Inaugurée en 2011 par la ville de Biarritz, la Cité de l'océan est déficitaire depuis. (Crédits : Biarritz)
La Chambre régionale des comptes de Nouvelle-Aquitaine vient de publier deux rapports sur la gestion de la Cité de l'océan par la ville de Biarritz. Porté par "un modèle économique ambitieux mais irréaliste", le musée a cumulé 1,76 M€ de pertes commerciales depuis 2011, est entaché d'irrégularités de procédures et a souffert de malfaçons techniques. Malgré de nouveaux investissements publics décidés en 2015, les magistrats jugent un rétablissement encore prématuré et chiffrent la facture totale pour la ville de Biarritz à près de 40 M€ nets.

"Modèle économique ambitieux mais irréaliste", "exploitation lourdement déficitaire", "choix scénographiques et commerciaux insuffisamment aboutis", "nombreuses irrégularités ou dysfonctionnements de gestion"... La liste des griefs relevés par les magistrats de la Chambre régionale des comptes (CRC) de Nouvelle-Aquitaine sur la gestion de la Cité de l'océan est révélatrice des multiples errances de ce projet tant sur le fond que sur la forme. Ce musée océanographique, financé sur fonds publics et inauguré à Biarritz en 2011, vient de faire l'objet de deux rapports complémentaires de la juridiction financière. Le premier a décortiqué la gestion de la société d'économie mixte (SEM) Biarritz océan tandis que le second a évalué les conséquences de l'opération pour la commune de Biarritz.

"Nombreuses malfaçons et sinistres"

Depuis son inauguration en 2011, la Cité de l'océan de Biarritz a connu beaucoup de déboires juridiques et financiers sans rencontrer son public. Petit rappel des faits : en 2008, le maire Modem de la ville, Didier Borotra, lance l'opération "Biarritz Océan" qui combine, pour près de 45 M€, la construction d'un nouveau musée, la Cité de l'océan, et l'extension de l'aquarium existant. Pour cela, la ville signe un partenariat public-privé (PPP) avec le géant du BTP Vinci pour la construction de ces deux équipements. Une délégation de service public est également conclue avec la SEM Biarritz océan, dont la ville est l'actionnaire majoritaire, pour l'exploitation future.
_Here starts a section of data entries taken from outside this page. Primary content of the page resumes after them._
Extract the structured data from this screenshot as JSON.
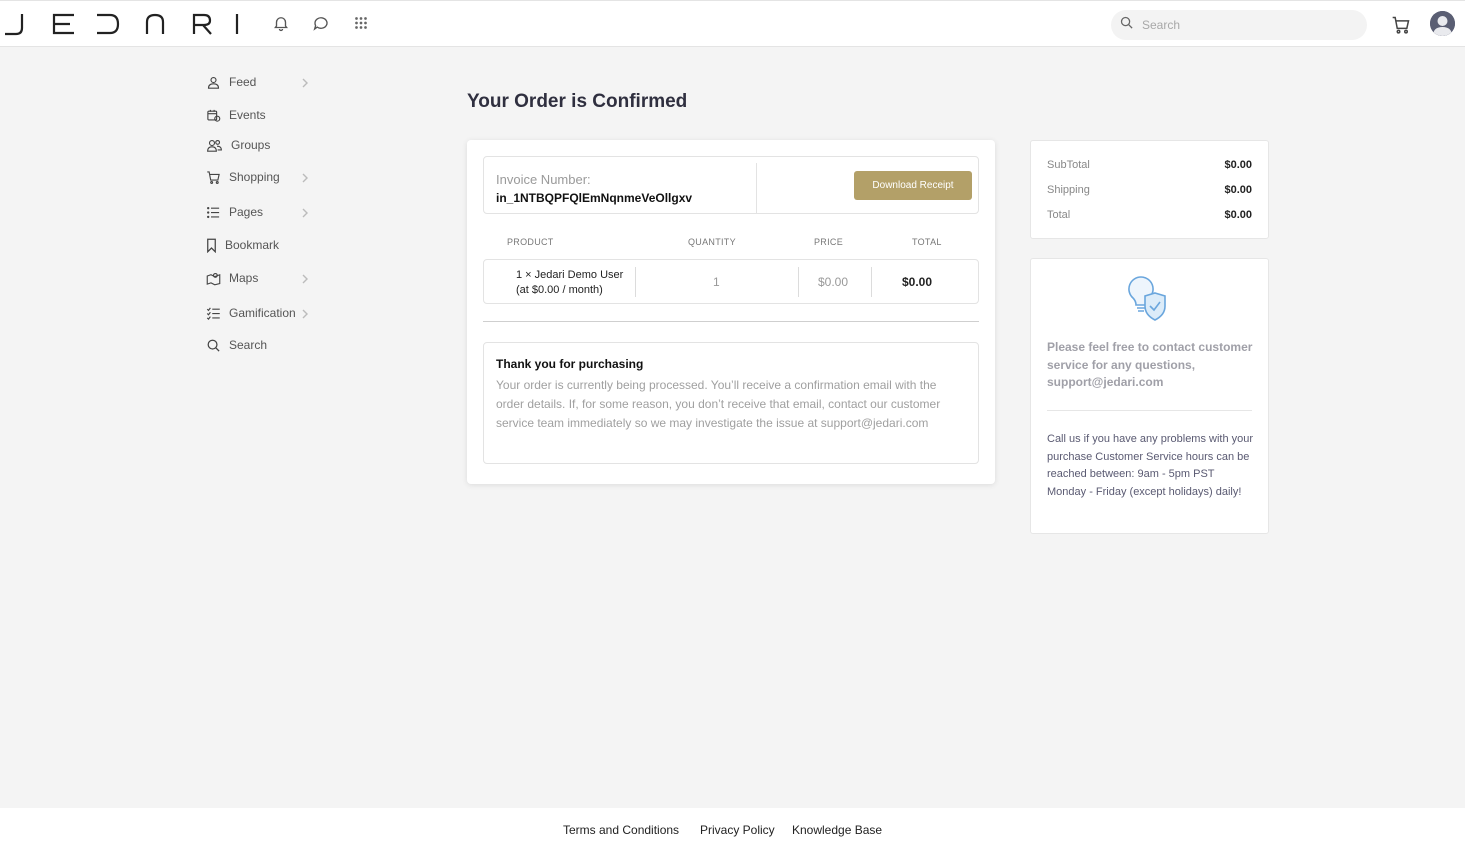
{
  "brand": {
    "logo_text": "JEDARI"
  },
  "header": {
    "search": {
      "placeholder": "Search",
      "value": ""
    },
    "icons": [
      "bell-icon",
      "chat-icon",
      "apps-grid-icon",
      "cart-icon",
      "avatar"
    ]
  },
  "sidebar": {
    "items": [
      {
        "label": "Feed",
        "icon": "user-icon",
        "has_submenu": true
      },
      {
        "label": "Events",
        "icon": "calendar-icon",
        "has_submenu": false
      },
      {
        "label": "Groups",
        "icon": "users-icon",
        "has_submenu": false
      },
      {
        "label": "Shopping",
        "icon": "cart-icon",
        "has_submenu": true
      },
      {
        "label": "Pages",
        "icon": "list-icon",
        "has_submenu": true
      },
      {
        "label": "Bookmark",
        "icon": "bookmark-icon",
        "has_submenu": false
      },
      {
        "label": "Maps",
        "icon": "map-icon",
        "has_submenu": true
      },
      {
        "label": "Gamification",
        "icon": "checklist-icon",
        "has_submenu": true
      },
      {
        "label": "Search",
        "icon": "search-icon",
        "has_submenu": false
      }
    ]
  },
  "main": {
    "title": "Your Order is Confirmed",
    "invoice": {
      "label": "Invoice Number:",
      "number": "in_1NTBQPFQlEmNqnmeVeOllgxv",
      "download_label": "Download Receipt"
    },
    "table": {
      "headers": [
        "PRODUCT",
        "QUANTITY",
        "PRICE",
        "TOTAL"
      ],
      "rows": [
        {
          "product_line1": "1 × Jedari Demo User",
          "product_line2": "(at $0.00 / month)",
          "quantity": "1",
          "price": "$0.00",
          "total": "$0.00"
        }
      ]
    },
    "thanks": {
      "title": "Thank you for purchasing",
      "text": "Your order is currently being processed. You’ll receive a confirmation email with the order details. If, for some reason, you don’t receive that email, contact our customer service team immediately so we may investigate the issue at support@jedari.com"
    }
  },
  "summary": {
    "rows": [
      {
        "label": "SubTotal",
        "value": "$0.00"
      },
      {
        "label": "Shipping",
        "value": "$0.00"
      },
      {
        "label": "Total",
        "value": "$0.00"
      }
    ]
  },
  "support": {
    "icon": "lightbulb-shield-icon",
    "contact_text": "Please feel free to contact customer service for any questions, support@jedari.com",
    "hours_text": "Call us if you have any problems with your purchase Customer Service hours can be reached between: 9am - 5pm PST Monday - Friday (except holidays) daily!"
  },
  "footer": {
    "links": [
      "Terms and Conditions",
      "Privacy Policy",
      "Knowledge Base"
    ]
  },
  "colors": {
    "accent": "#b3a068",
    "background": "#f4f4f4",
    "title": "#2f2f3f"
  }
}
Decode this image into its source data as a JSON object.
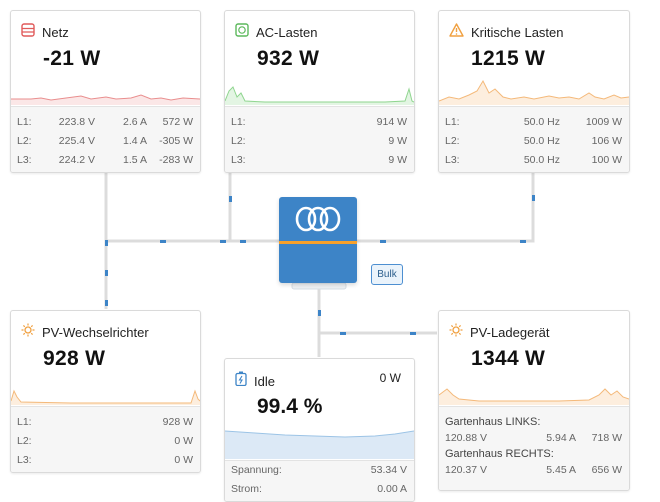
{
  "colors": {
    "wire": "#dcdcdc",
    "wire_dash": "#3d84c7",
    "grid_line": "#e98e8e",
    "ac_line": "#8fd58f",
    "crit_line": "#f4b97a",
    "pv_line": "#f4b97a",
    "battery_line": "#9cc4e6",
    "inverter_blue": "#3d84c7",
    "inverter_orange": "#f7a02a"
  },
  "netz": {
    "icon": "grid-icon",
    "title": "Netz",
    "value": "-21 W",
    "phases": [
      {
        "label": "L1:",
        "voltage": "223.8 V",
        "current": "2.6 A",
        "power": "572 W"
      },
      {
        "label": "L2:",
        "voltage": "225.4 V",
        "current": "1.4 A",
        "power": "-305 W"
      },
      {
        "label": "L3:",
        "voltage": "224.2 V",
        "current": "1.5 A",
        "power": "-283 W"
      }
    ]
  },
  "ac_lasten": {
    "icon": "plug-icon",
    "title": "AC-Lasten",
    "value": "932 W",
    "phases": [
      {
        "label": "L1:",
        "power": "914 W"
      },
      {
        "label": "L2:",
        "power": "9 W"
      },
      {
        "label": "L3:",
        "power": "9 W"
      }
    ]
  },
  "kritische_lasten": {
    "icon": "warning-icon",
    "title": "Kritische Lasten",
    "value": "1215 W",
    "phases": [
      {
        "label": "L1:",
        "frequency": "50.0 Hz",
        "power": "1009 W"
      },
      {
        "label": "L2:",
        "frequency": "50.0 Hz",
        "power": "106 W"
      },
      {
        "label": "L3:",
        "frequency": "50.0 Hz",
        "power": "100 W"
      }
    ]
  },
  "inverter": {
    "logo": "victron-logo",
    "state": "Bulk"
  },
  "pv_wechselrichter": {
    "icon": "sun-icon",
    "title": "PV-Wechselrichter",
    "value": "928 W",
    "phases": [
      {
        "label": "L1:",
        "power": "928 W"
      },
      {
        "label": "L2:",
        "power": "0 W"
      },
      {
        "label": "L3:",
        "power": "0 W"
      }
    ]
  },
  "battery": {
    "icon": "battery-icon",
    "title": "Idle",
    "power": "0 W",
    "soc": "99.4 %",
    "soc_fraction": 0.994,
    "rows": [
      {
        "label": "Spannung:",
        "value": "53.34 V"
      },
      {
        "label": "Strom:",
        "value": "0.00 A"
      }
    ]
  },
  "pv_ladegeraet": {
    "icon": "sun-icon",
    "title": "PV-Ladegerät",
    "value": "1344 W",
    "chargers": [
      {
        "name": "Gartenhaus LINKS:",
        "voltage": "120.88 V",
        "current": "5.94 A",
        "power": "718 W"
      },
      {
        "name": "Gartenhaus RECHTS:",
        "voltage": "120.37 V",
        "current": "5.45 A",
        "power": "656 W"
      }
    ]
  }
}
Les deux équipements sont livrés au printemps 2011 marquant le début d'une avalanche de problèmes. "Quelques mois après avoir pris possession des biens sans réserve, la ville de Biarritz a dû faire face à de nombreuses malfaçons et sinistres affectant tant la Cité de l'océan que le Musée de la mer", rappellent les magistrats (infiltration, remontées d'humidité, fissures, corrosions, décollements, problèmes de vitrages, vannes défaillantes, etc.). Des sinistres qui ont entrainé d'importants surcoûts et une bataille juridique encore en cours si bien que le rapport regrette "une certaine impuissance de la ville de Biarritz à faire respecter les obligations de performance des bâtiments fixées par le contrat". Parallèlement à ces déboires, le PPP a été annulé par le Conseil d'Etat en 2014 en raison de l'irrégularité de la délibération municipale l'autorisant.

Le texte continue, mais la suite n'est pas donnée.